Byron distributed sums to causes he deemed worthy, and he granted three percent of any unclaimed funds to each of 11 law schools. 

Philip Morris petitioned the Illinois Supreme Court for direct review, which the Court at first denied but later granted. 

The Court heard arguments but hadn’t reached a decision in 2004, when Karmeier ran on the Republican ticket and Gordon Maag ran on the Democrat ticket. 

Justice Robert Thomas recused himself after oral argument, after his personal lawyer, Joseph Power of Chicago, joined Tillery’s team. 

Karmeier won in 2004, and the Court reversed Byron in 2005. 

Justices Rita Garman and Mary Ann McMorrow held that federal law preempted Illinois consumer fraud law because the Federal Trade Commission authorized light and low tar labels. 

They did not reach other issues but expressed grave reservations about certification of the class and calculation of the damages. 

Karmeier and Justice Thomas Fitzgerald specially concurred, arguing that Price failed to prove any damages. 

Justices Charles Freeman and Thomas Kilbride dissented, finding Byron’s judgment reasonable. 

Tillery asked for rehearing and didn’t get it. 

He asked the U.S. Supreme Court for review and didn’t get it. 

The Illinois Supreme Court issued its mandate to Byron, who signed an order dismissing the case on Dec. 18, 2006. 

Ten days short of two years later, the Federal Trade Commission declared that it never authorized light and low tar labels. 

Tillery rushed to Madison County circuit court and petitioned for relief from final judgment, offering the commission’s action as new evidence. 

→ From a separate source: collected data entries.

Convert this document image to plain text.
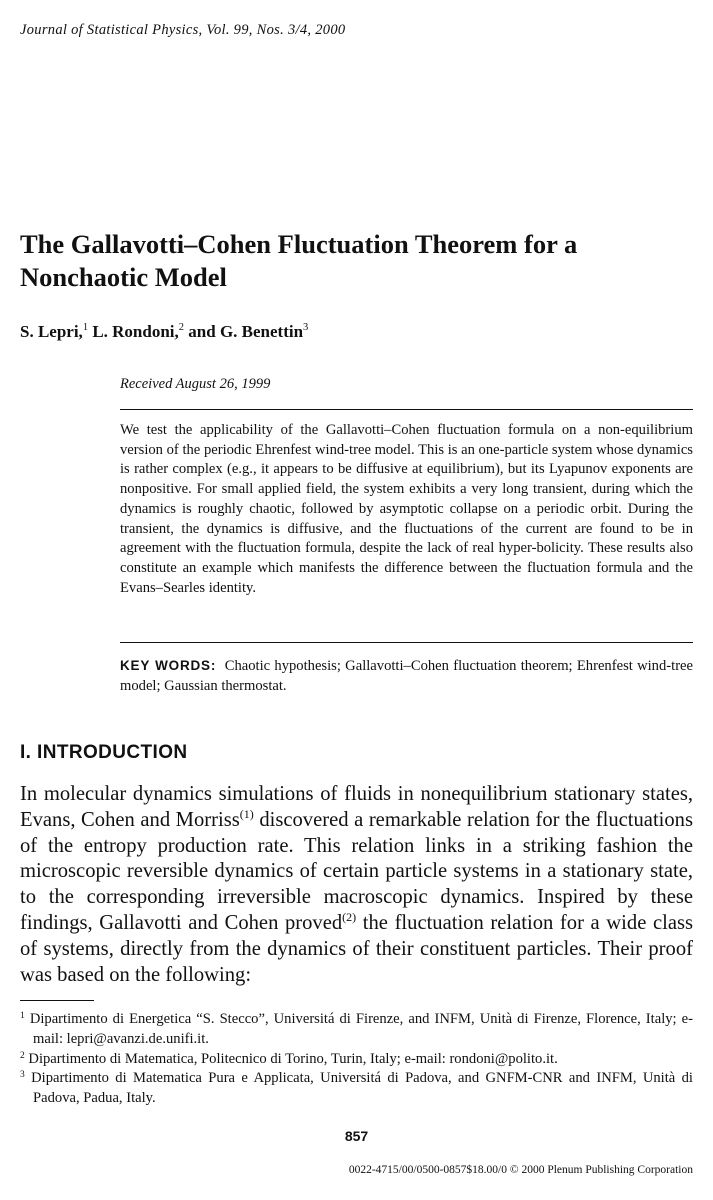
Journal of Statistical Physics, Vol. 99, Nos. 3/4, 2000
The Gallavotti–Cohen Fluctuation Theorem for a Nonchaotic Model
S. Lepri,$^1$ L. Rondoni,$^2$ and G. Benettin$^3$
Received August 26, 1999

We test the applicability of the Gallavotti–Cohen fluctuation formula on a non-equilibrium version of the periodic Ehrenfest wind-tree model. This is an one-particle system whose dynamics is rather complex (e.g., it appears to be diffusive at equilibrium), but its Lyapunov exponents are nonpositive. For small applied field, the system exhibits a very long transient, during which the dynamics is roughly chaotic, followed by asymptotic collapse on a periodic orbit. During the transient, the dynamics is diffusive, and the fluctuations of the current are found to be in agreement with the fluctuation formula, despite the lack of real hyper-bolicity. These results also constitute an example which manifests the difference between the fluctuation formula and the Evans–Searles identity.

KEY WORDS: Chaotic hypothesis; Gallavotti–Cohen fluctuation theorem; Ehrenfest wind-tree model; Gaussian thermostat.

I. INTRODUCTION

In molecular dynamics simulations of fluids in nonequilibrium stationary states, Evans, Cohen and Morriss$^{(1)}$ discovered a remarkable relation for the fluctuations of the entropy production rate. This relation links in a striking fashion the microscopic reversible dynamics of certain particle systems in a stationary state, to the corresponding irreversible macroscopic dynamics. Inspired by these findings, Gallavotti and Cohen proved$^{(2)}$ the fluctuation relation for a wide class of systems, directly from the dynamics of their constituent particles. Their proof was based on the following:

$^1$ Dipartimento di Energetica “S. Stecco”, Universitá di Firenze, and INFM, Unità di Firenze, Florence, Italy; e-mail: lepri@avanzi.de.unifi.it.

$^2$ Dipartimento di Matematica, Politecnico di Torino, Turin, Italy; e-mail: rondoni@polito.it.

$^3$ Dipartimento di Matematica Pura e Applicata, Universitá di Padova, and GNFM-CNR and INFM, Unità di Padova, Padua, Italy.

857
0022-4715/00/0500-0857$18.00/0 © 2000 Plenum Publishing Corporation
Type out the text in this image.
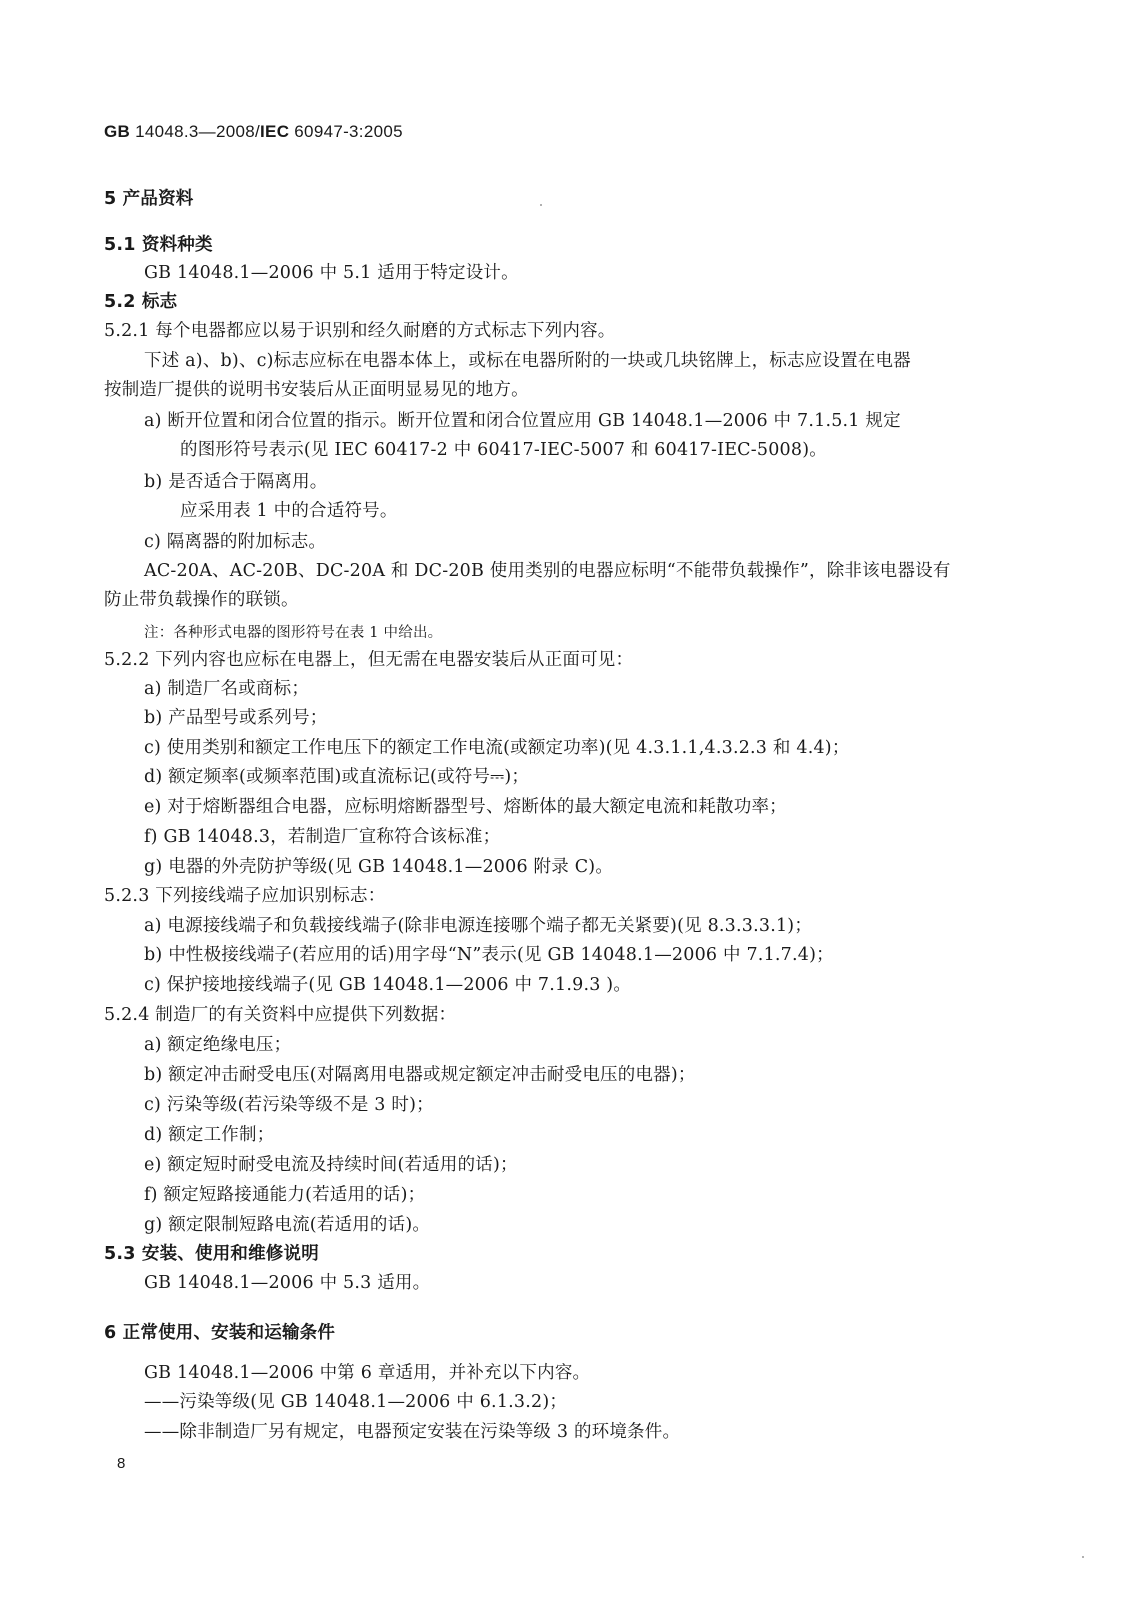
GB 14048.3—2008/IEC 60947-3:2005
5 产品资料
5.1 资料种类
GB 14048.1—2006 中 5.1 适用于特定设计。
5.2 标志
5.2.1 每个电器都应以易于识别和经久耐磨的方式标志下列内容。
下述 a)、b)、c)标志应标在电器本体上，或标在电器所附的一块或几块铭牌上，标志应设置在电器
按制造厂提供的说明书安装后从正面明显易见的地方。
a) 断开位置和闭合位置的指示。断开位置和闭合位置应用 GB 14048.1—2006 中 7.1.5.1 规定
的图形符号表示(见 IEC 60417-2 中 60417-IEC-5007 和 60417-IEC-5008)。
b) 是否适合于隔离用。
应采用表 1 中的合适符号。
c) 隔离器的附加标志。
AC-20A、AC-20B、DC-20A 和 DC-20B 使用类别的电器应标明“不能带负载操作”，除非该电器设有
防止带负载操作的联锁。
注：各种形式电器的图形符号在表 1 中给出。
5.2.2 下列内容也应标在电器上，但无需在电器安装后从正面可见：
a) 制造厂名或商标；
b) 产品型号或系列号；
c) 使用类别和额定工作电压下的额定工作电流(或额定功率)(见 4.3.1.1,4.3.2.3 和 4.4)；
d) 额定频率(或频率范围)或直流标记(或符号⎓)；
e) 对于熔断器组合电器，应标明熔断器型号、熔断体的最大额定电流和耗散功率；
f) GB 14048.3，若制造厂宣称符合该标准；
g) 电器的外壳防护等级(见 GB 14048.1—2006 附录 C)。
5.2.3 下列接线端子应加识别标志：
a) 电源接线端子和负载接线端子(除非电源连接哪个端子都无关紧要)(见 8.3.3.3.1)；
b) 中性极接线端子(若应用的话)用字母“N”表示(见 GB 14048.1—2006 中 7.1.7.4)；
c) 保护接地接线端子(见 GB 14048.1—2006 中 7.1.9.3 )。
5.2.4 制造厂的有关资料中应提供下列数据：
a) 额定绝缘电压；
b) 额定冲击耐受电压(对隔离用电器或规定额定冲击耐受电压的电器)；
c) 污染等级(若污染等级不是 3 时)；
d) 额定工作制；
e) 额定短时耐受电流及持续时间(若适用的话)；
f) 额定短路接通能力(若适用的话)；
g) 额定限制短路电流(若适用的话)。
5.3 安装、使用和维修说明
GB 14048.1—2006 中 5.3 适用。
6 正常使用、安装和运输条件
GB 14048.1—2006 中第 6 章适用，并补充以下内容。
——污染等级(见 GB 14048.1—2006 中 6.1.3.2)；
——除非制造厂另有规定，电器预定安装在污染等级 3 的环境条件。
8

Byron’s successor, Circuit Judge Dennis Ruth, declared the petition untimely. 

Fifth Circuit judges found it timely and directed Ruth to consider the petition. 

He considered it and denied it, finding Tillery’s evidence wouldn’t have changed the result at the Supreme Court. 

Fifth District judges reversed Ruth, finding he engaged in improper speculation, and they reinstated the judgment. 

Philip Morris appealed, and Price moved for Karmeier to recuse himself or for the Court to disqualify him. 

Karmeier denied recusal last November, and all Justices but Karmeier and Thomas voted against disqualification. 

Karmeier joined a majority in ruling that Tillery pursued the wrong remedy. 

They found that instead of petitioning for relief in circuit court, he should have approached the Supreme Court with a motion to recall the mandate. 

Tillery filed such a motion, along with another motion to disqualify Karmeier. 

Both motions failed. 

Tillery sought review in Washington, arguing that Karmeier and his campaign “repeatedly disparaged petitioner’s attorneys to the press.” 

Philip Morris lawyers answered that Karmeier’s campaign comments were “measured, accurate and rather mild in the face of the extreme campaign mounted by petitioner’s counsel.” 

“Judges running for election or retention must have some breathing room to respond to their opponents’ criticism,” they wrote. 

They wrote that disqualifying elected judges for truthful responses to misleading attacks would put them in an impossible situation.

The Justices disposed of Tillery’s petition without comment, posting it with 97 other petitions they denied.